Magnetized orbifold models

TL;DR

The work investigates (4+2n)-dimensional N=1 super Yang-Mills theory on orbifold backgrounds with nonzero magnetic flux to generate chiral zero-modes and novel flavor structures. It develops the formalism for magnetized torus models and extends it to magnetized orbifolds, deriving zero-mode multiplicities and Yukawa couplings from overlaps of theta-function wavefunctions, with SUSY-preserving conditions tying fluxes to geometry. The authors construct explicit three-family scenarios on T^6/(Z_2×Z'_2) and related spaces, showing how orbifold projections can reduce Higgs content and yield distinct flavor textures, including odd-mode zero-modes. These magnetized orbifold constructions provide a new avenue for semi-realistic, chirality-driven model building that complements intersecting D-brane approaches.

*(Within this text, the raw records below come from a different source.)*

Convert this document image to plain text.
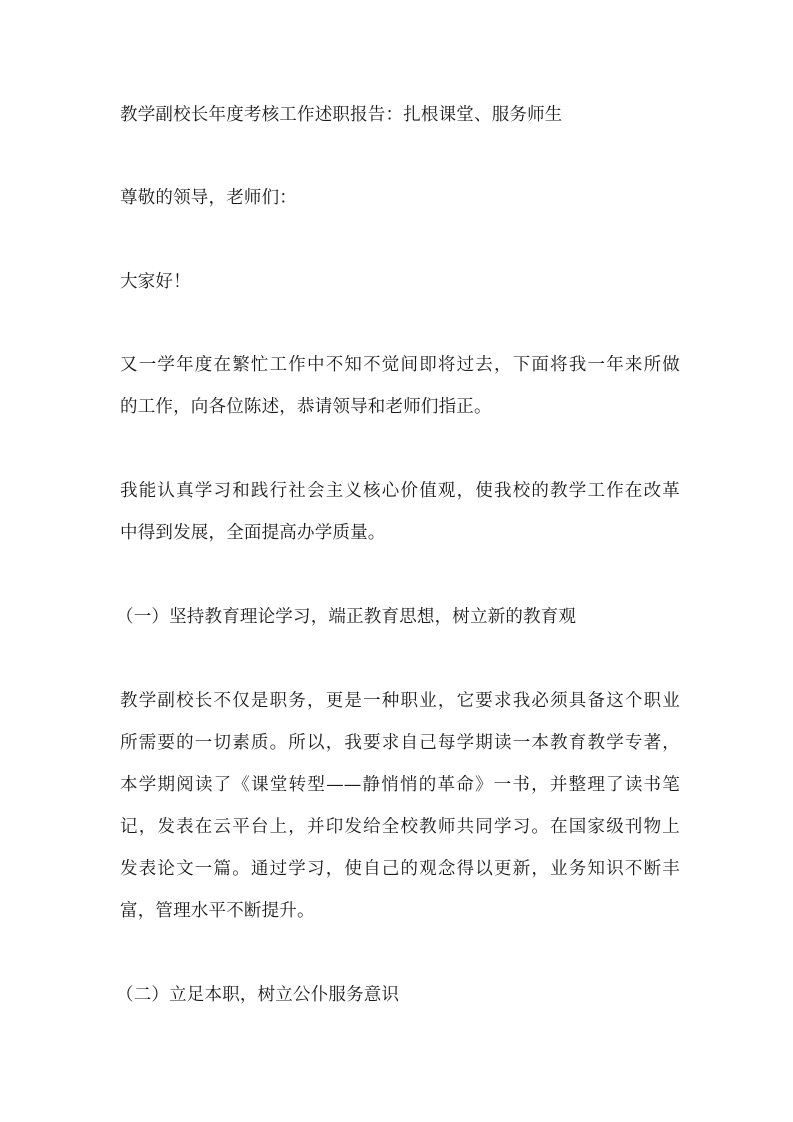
教学副校长年度考核工作述职报告：扎根课堂、服务师生
尊敬的领导，老师们：
大家好！
又一学年度在繁忙工作中不知不觉间即将过去，下面将我一年来所做
的工作，向各位陈述，恭请领导和老师们指正。
我能认真学习和践行社会主义核心价值观，使我校的教学工作在改革
中得到发展，全面提高办学质量。
（一）坚持教育理论学习，端正教育思想，树立新的教育观
教学副校长不仅是职务，更是一种职业，它要求我必须具备这个职业
所需要的一切素质。所以，我要求自己每学期读一本教育教学专著，
本学期阅读了《课堂转型——静悄悄的革命》一书，并整理了读书笔
记，发表在云平台上，并印发给全校教师共同学习。在国家级刊物上
发表论文一篇。通过学习，使自己的观念得以更新，业务知识不断丰
富，管理水平不断提升。
（二）立足本职，树立公仆服务意识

The results highlight rich flavor possibilities and indicate multiple directions for further extensions and phenomenological exploration, including brane-localized states and non-Abelian flux backgrounds.

Abstract

We study (4+2n)-dimensional N=1 super Yang-Mills theory on the orbifold background with non-vanishing magnetic flux. In particular, we study zero-modes of spinor fields. The flavor structure of our models is different from one in magnetized torus models, and would be interesting in realistic model building.